We will see if the NFLPA All-Pro team is special or not, and if the ability of players, who have total access to inside information, who is good, who is not, who is great, who has empty stats, who is getting by on reputation, who is an unsung All-Pro but gets overlooked, etc., will cause them to pick significantly different (better?) players than the AP, PFWA, and SN do.

In any event, we will save it an keep it and add it to our collections of hundreds of All-Pro teams from various organizations and people we've kept over the years.


  1. I've long doubted Olderman's claims that the NEA team was chosen by players.

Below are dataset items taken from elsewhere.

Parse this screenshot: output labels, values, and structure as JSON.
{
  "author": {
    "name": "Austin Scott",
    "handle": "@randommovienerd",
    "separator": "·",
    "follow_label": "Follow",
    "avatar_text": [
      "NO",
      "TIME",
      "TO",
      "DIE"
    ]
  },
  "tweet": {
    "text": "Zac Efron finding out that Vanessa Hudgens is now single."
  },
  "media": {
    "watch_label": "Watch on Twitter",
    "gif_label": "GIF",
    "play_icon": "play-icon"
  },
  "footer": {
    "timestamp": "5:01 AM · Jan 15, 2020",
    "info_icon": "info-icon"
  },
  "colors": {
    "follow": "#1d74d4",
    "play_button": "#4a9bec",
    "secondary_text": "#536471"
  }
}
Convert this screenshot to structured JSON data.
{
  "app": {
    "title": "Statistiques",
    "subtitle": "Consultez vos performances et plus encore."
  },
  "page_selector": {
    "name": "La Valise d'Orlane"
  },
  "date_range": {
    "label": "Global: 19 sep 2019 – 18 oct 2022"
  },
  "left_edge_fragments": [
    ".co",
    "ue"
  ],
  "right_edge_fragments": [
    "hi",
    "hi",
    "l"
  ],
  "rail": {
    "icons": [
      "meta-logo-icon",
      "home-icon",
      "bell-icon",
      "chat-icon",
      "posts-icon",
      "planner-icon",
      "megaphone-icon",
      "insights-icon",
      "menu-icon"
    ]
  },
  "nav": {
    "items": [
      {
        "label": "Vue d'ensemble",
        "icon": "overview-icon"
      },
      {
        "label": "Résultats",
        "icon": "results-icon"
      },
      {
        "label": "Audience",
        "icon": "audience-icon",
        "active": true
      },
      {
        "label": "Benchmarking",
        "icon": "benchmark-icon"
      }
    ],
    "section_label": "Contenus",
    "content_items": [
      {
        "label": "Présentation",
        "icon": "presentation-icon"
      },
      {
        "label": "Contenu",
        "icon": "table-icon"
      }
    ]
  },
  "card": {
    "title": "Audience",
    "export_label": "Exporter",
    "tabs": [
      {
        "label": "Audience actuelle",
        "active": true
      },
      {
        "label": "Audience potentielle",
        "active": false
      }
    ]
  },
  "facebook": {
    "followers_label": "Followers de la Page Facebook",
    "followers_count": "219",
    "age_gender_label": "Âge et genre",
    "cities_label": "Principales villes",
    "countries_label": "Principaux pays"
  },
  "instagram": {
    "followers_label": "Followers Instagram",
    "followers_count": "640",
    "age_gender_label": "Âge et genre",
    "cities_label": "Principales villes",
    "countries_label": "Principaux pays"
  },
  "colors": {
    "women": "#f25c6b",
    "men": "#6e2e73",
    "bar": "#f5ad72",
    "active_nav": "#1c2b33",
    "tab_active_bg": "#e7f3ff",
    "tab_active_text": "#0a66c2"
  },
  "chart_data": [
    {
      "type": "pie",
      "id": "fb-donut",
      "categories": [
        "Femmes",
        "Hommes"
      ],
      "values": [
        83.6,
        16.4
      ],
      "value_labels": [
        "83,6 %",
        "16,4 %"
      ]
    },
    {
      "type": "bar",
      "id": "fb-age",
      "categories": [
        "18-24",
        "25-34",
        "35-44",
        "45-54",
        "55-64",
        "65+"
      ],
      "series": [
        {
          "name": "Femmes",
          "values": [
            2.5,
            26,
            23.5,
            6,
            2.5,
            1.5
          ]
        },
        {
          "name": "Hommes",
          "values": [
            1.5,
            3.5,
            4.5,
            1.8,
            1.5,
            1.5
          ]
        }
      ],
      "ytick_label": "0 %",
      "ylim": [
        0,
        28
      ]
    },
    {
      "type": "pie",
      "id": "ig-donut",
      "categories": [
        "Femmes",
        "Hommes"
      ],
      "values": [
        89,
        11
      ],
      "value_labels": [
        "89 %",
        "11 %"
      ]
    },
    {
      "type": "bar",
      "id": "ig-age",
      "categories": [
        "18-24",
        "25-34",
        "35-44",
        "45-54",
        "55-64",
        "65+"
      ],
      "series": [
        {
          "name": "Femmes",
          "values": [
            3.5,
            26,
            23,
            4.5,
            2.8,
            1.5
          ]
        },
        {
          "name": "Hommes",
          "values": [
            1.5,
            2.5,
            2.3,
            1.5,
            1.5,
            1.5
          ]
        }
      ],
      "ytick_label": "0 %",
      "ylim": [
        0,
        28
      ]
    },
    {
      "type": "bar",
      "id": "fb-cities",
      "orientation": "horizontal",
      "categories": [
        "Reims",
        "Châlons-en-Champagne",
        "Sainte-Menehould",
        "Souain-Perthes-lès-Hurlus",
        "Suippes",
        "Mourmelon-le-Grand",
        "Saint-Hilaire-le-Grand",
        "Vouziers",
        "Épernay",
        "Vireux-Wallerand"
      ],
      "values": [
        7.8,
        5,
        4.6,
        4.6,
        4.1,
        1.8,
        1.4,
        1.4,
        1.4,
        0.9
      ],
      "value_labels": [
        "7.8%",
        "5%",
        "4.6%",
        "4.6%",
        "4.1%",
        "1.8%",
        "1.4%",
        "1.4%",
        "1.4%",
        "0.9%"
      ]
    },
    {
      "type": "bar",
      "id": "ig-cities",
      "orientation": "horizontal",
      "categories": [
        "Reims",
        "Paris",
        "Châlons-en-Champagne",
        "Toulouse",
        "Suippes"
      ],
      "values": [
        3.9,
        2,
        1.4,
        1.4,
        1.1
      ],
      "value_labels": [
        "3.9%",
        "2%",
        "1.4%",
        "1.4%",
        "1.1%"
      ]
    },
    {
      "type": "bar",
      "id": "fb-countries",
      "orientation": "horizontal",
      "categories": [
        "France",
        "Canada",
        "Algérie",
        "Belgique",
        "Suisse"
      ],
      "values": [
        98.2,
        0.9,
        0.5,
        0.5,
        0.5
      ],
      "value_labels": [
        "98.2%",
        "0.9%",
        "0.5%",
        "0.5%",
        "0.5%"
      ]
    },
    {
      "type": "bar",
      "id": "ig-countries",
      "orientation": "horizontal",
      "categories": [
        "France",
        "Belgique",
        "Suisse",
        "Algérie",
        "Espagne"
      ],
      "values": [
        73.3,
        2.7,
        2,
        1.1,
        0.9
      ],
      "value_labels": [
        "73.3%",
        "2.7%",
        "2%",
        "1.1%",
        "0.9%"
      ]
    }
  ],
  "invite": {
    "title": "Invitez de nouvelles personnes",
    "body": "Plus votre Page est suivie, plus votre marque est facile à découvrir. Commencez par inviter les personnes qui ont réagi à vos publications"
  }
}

I was a sports editor in Ohio from 1961 to 1963 and on two occasions I asked a group of Browns players about it and none of them had ever heard of it.

    1. That is interesting. I was at Olderman's home in Palm Springs in late 1990s . . . we discussed it generally but nothing specific in terms who how many players he asked or anything. At one point he published vote totals but not every year. That said, maybe you are right--I don't doubt your story, just don't know.